Renforcer le Haut Commissariat à la protection des droits

Dans son rapport, l’Ecri invite également Monaco à « muscler davantage le Haut commissariat à la protection des droits en étendant ses prérogatives, notamment d’enquêtes et d’investigation ». Et cela ne passe pas forcément par un renforcement des effectifs de cet organe indépendant de protection des droits des administrés et de lutte contre les discriminations à Monaco [à ce sujet, lire notre article Monaco progresse-t-il sur le plan des libertés et de la protection des droits ?]. Selon Bertil Cottier, c’est de l’accès à l’information dont il est davantage question : « Lors d’enquêtes, le Haut commissariat à la protection des droits ne peut accéder qu’à des informations qui sont déjà rendues publiques. Son pouvoir d’investigation est donc très restreint. Il est important, au contraire, qu’il y ait accès sans restrictions, et rapidement. Sans cet accès aux informations, les effectifs pourraient augmenter que ça n’y changerait rien. » Il s’agit là d’une recommandation prioritaire de cette officine européenne, qui incite donc Monaco à améliorer ce point d’ici deux ans, pour le prochain cycle de visite de l’Ecri : « Nous fixons cet objectif comme prioritaire. Non pas parce qu’il nous semble urgent, mais parce qu’il nous semble améliorable rapidement, et que des mesures peuvent être prises d’ici deux ans, notamment par le biais d’une ordonnance souveraine qui permettrait d’améliorer le pouvoir d’investigation du Haut commissariat », précise Bertil Cottier.

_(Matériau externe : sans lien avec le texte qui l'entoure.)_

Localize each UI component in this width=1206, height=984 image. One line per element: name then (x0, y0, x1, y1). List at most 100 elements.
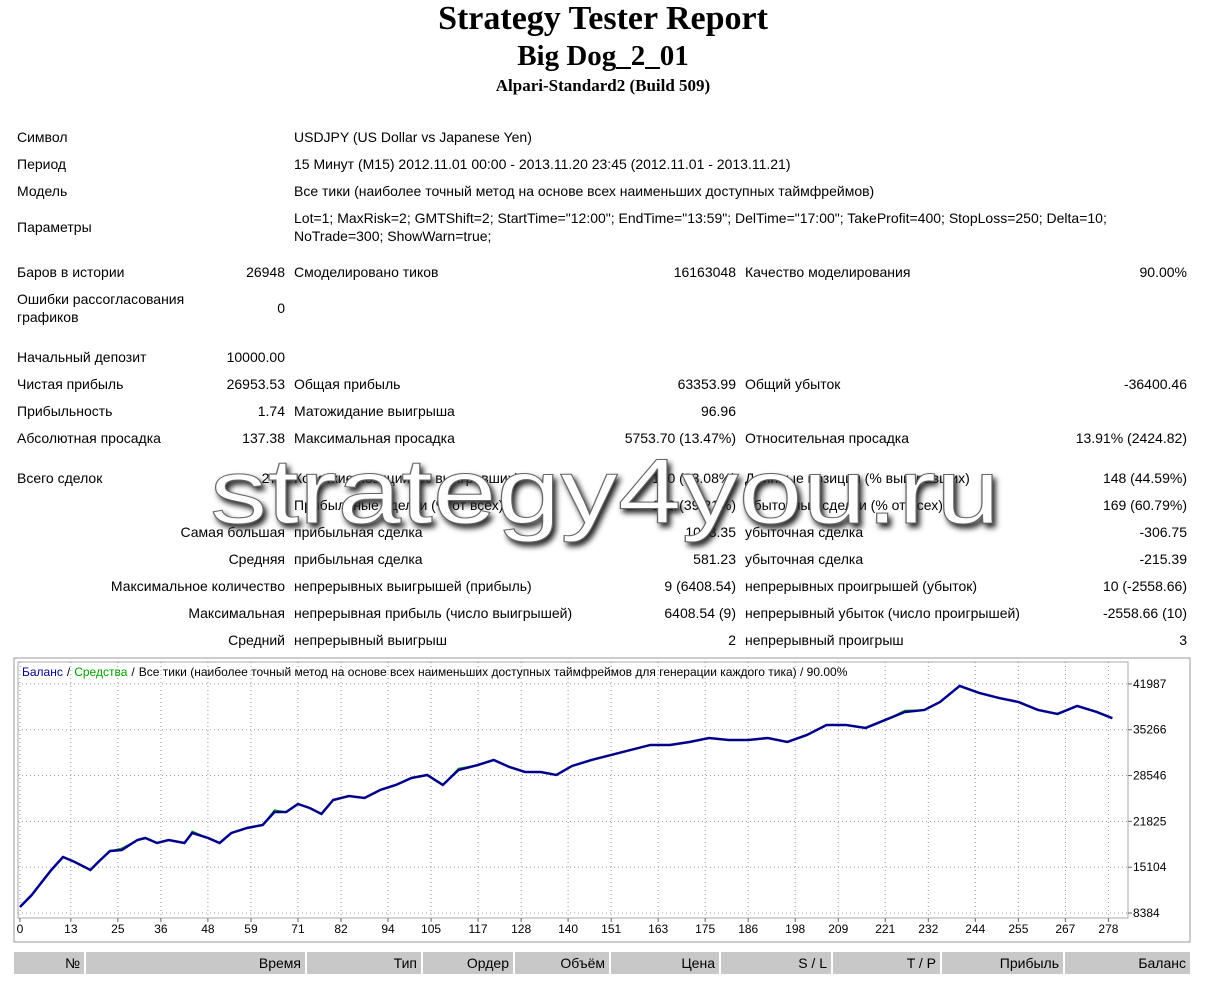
stat-label: Максимальное количество (110, 578, 285, 594)
stat-value: 581.23 (693, 551, 736, 567)
info-value: USDJPY (US Dollar vs Japanese Yen) (294, 129, 532, 145)
y-tick-label: 15104 (1133, 860, 1167, 874)
stat-label: убыточная сделка (745, 524, 864, 540)
x-tick-label: 117 (468, 922, 487, 936)
stat-label: Максимальная просадка (294, 430, 455, 446)
stat-value: 148 (44.59%) (1102, 470, 1187, 486)
stat-label: Ошибки рассогласования графиков (17, 291, 185, 325)
x-tick-label: 278 (1098, 922, 1118, 936)
stat-value: 26948 (246, 264, 285, 280)
stat-label: Средний (228, 632, 285, 648)
x-tick-label: 244 (965, 922, 985, 936)
stat-label: прибыльная сделка (294, 524, 423, 540)
x-tick-label: 186 (738, 922, 758, 936)
x-tick-label: 82 (334, 922, 348, 936)
stat-label: непрерывная прибыль (число выигрышей) (294, 605, 573, 621)
y-tick-label: 28546 (1133, 769, 1167, 783)
x-tick-label: 48 (201, 922, 215, 936)
stat-label: непрерывный проигрыш (745, 632, 904, 648)
x-tick-label: 209 (828, 922, 848, 936)
info-label: Модель (17, 183, 68, 199)
stat-label: Короткие позиции (% выигравших) (294, 470, 520, 486)
stat-label: Прибыльные сделки (% от всех) (294, 497, 504, 513)
column-header: Объём (515, 952, 611, 974)
info-value: Все тики (наиболее точный метод на основ… (294, 183, 875, 199)
stat-value: -306.75 (1139, 524, 1187, 540)
x-tick-label: 267 (1055, 922, 1075, 936)
stat-value: 10000.00 (226, 349, 285, 365)
info-value: 15 Минут (M15) 2012.11.01 00:00 - 2013.1… (294, 156, 791, 172)
report-title: Strategy Tester Report (438, 0, 768, 37)
balance-chart: 8384 15104 21825 28546 35266 41987 0 13 25 36 48 59… (13, 657, 1191, 943)
stat-value: 9 (6408.54) (664, 578, 736, 594)
legend-entry: Средства (74, 665, 127, 679)
x-tick-label: 13 (64, 922, 78, 936)
y-tick-label: 8384 (1133, 906, 1160, 920)
stat-value: 63353.99 (677, 376, 736, 392)
series-line (19, 684, 1113, 908)
stat-label: прибыльная сделка (294, 551, 423, 567)
stat-value: 130 (33.08%) (651, 470, 736, 486)
x-tick-label: 94 (381, 922, 395, 936)
column-header: Цена (611, 952, 721, 974)
y-tick-label: 35266 (1133, 723, 1167, 737)
x-tick-label: 105 (421, 922, 441, 936)
info-value: Lot=1; MaxRisk=2; GMTShift=2; StartTime=… (294, 210, 1107, 244)
info-label: Параметры (17, 219, 92, 235)
x-tick-label: 255 (1008, 922, 1028, 936)
stat-value: 90.00% (1139, 264, 1187, 280)
stat-label: Матожидание выигрыша (294, 403, 455, 419)
x-tick-label: 175 (695, 922, 715, 936)
x-tick-label: 36 (154, 922, 168, 936)
stat-label: Чистая прибыль (17, 376, 124, 392)
info-label: Символ (17, 129, 68, 145)
stat-label: Баров в истории (17, 264, 125, 280)
info-label: Период (17, 156, 67, 172)
legend-separator: / (67, 665, 71, 679)
stat-label: Относительная просадка (745, 430, 909, 446)
stat-value: 1003.35 (685, 524, 736, 540)
stat-label: Самая большая (180, 524, 286, 540)
stat-value: 0 (277, 300, 285, 316)
stat-label: непрерывных выигрышей (прибыль) (294, 578, 532, 594)
stat-label: непрерывный выигрыш (294, 632, 447, 648)
stat-value: -36400.46 (1123, 376, 1187, 392)
stat-label: Убыточные сделки (% от всех) (745, 497, 943, 513)
x-tick-label: 128 (511, 922, 531, 936)
stat-value: 26953.53 (226, 376, 285, 392)
stat-value: 3 (1179, 632, 1187, 648)
y-tick-label: 21825 (1133, 814, 1167, 828)
column-header: S / L (721, 952, 833, 974)
server-info: Alpari-Standard2 (Build 509) (495, 76, 711, 95)
x-tick-label: 140 (558, 922, 578, 936)
column-header: Баланс (1138, 955, 1186, 971)
stat-value: 6408.54 (9) (664, 605, 736, 621)
column-header: Ордер (423, 952, 515, 974)
stat-value: 2 (728, 632, 736, 648)
legend-entry: Баланс (22, 665, 63, 679)
column-header: Тип (307, 952, 423, 974)
x-tick-label: 163 (648, 922, 668, 936)
stat-value: 109 (39.21%) (651, 497, 736, 513)
x-tick-label: 232 (918, 922, 938, 936)
stat-label: Длинные позиции (% выигравших) (745, 470, 970, 486)
stat-value: 137.38 (242, 430, 285, 446)
x-tick-label: 59 (244, 922, 258, 936)
stat-label: непрерывный убыток (число проигрышей) (745, 605, 1020, 621)
stat-value: 16163048 (673, 264, 736, 280)
stat-value: 278 (261, 470, 285, 486)
stat-label: Начальный депозит (17, 349, 147, 365)
stat-label: Максимальная (188, 605, 285, 621)
stat-label: Прибыльность (17, 403, 113, 419)
x-tick-label: 151 (601, 922, 621, 936)
column-header: Время (86, 952, 307, 974)
column-header: T / P (833, 952, 942, 974)
stat-value: -2558.66 (10) (1102, 605, 1187, 621)
plot-area (17, 661, 1129, 919)
stat-value: 5753.70 (13.47%) (624, 430, 736, 446)
x-tick-label: 198 (785, 922, 805, 936)
stat-value: 96.96 (700, 403, 736, 419)
chart-legend: Баланс / Средства / Все тики (наиболее точны… (22, 665, 848, 679)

En ce qui concerne les ressortissants étrangers, Bertil Cottier regrette que le regroupement familial, qui permet à un étranger d’être rejoint de droit par son conjoint et ses enfants, ne soit pas accordé automatiquement à Monaco, au détriment, selon lui, de la « protection de la famille »

Lutter contre le discours de haine

La seconde recommandation prioritaire de l’Ecri concerne la lutte contre le discours de haine « sous toutes ses formes ». L’Ecri invite en effet Monaco à confier au pouvoir judiciaire, et non plus au pouvoir administratif comme c’est le cas aujourd’hui, le soin d’intervenir : « Face à la multiplication des attaques personnelles sur les réseaux sociaux, de bonnes choses ont été faites à Monaco, notamment sur le terrain de l’éducation nationale, par des actions de sensibilisation. Mais il demeure un problème sur qui peut intervenir. Nous estimons que c’est au pouvoir judiciaire de le faire, pour des raisons d’indépendance et de liberté d’expression, et non plus au pouvoir administratif des ministères d’État. » D’ici deux ans, l’Ecri transmettra un courrier au gouvernement monégasque dans lequel il jugera si les avancées en la matière sont satisfaisantes, partiellement satisfaisantes, ou pas du tout. Et si le pouvoir de l’Ecri n’est pas coercitif et n’implique pas de sanctions matérielles, ses rapports pourraient toutefois peser dans les négociations européennes avec le Conseil de l’Europe ou même la Cour européenne des droits de l’Homme (CEDH), les organisations civiles et les syndicats en principauté.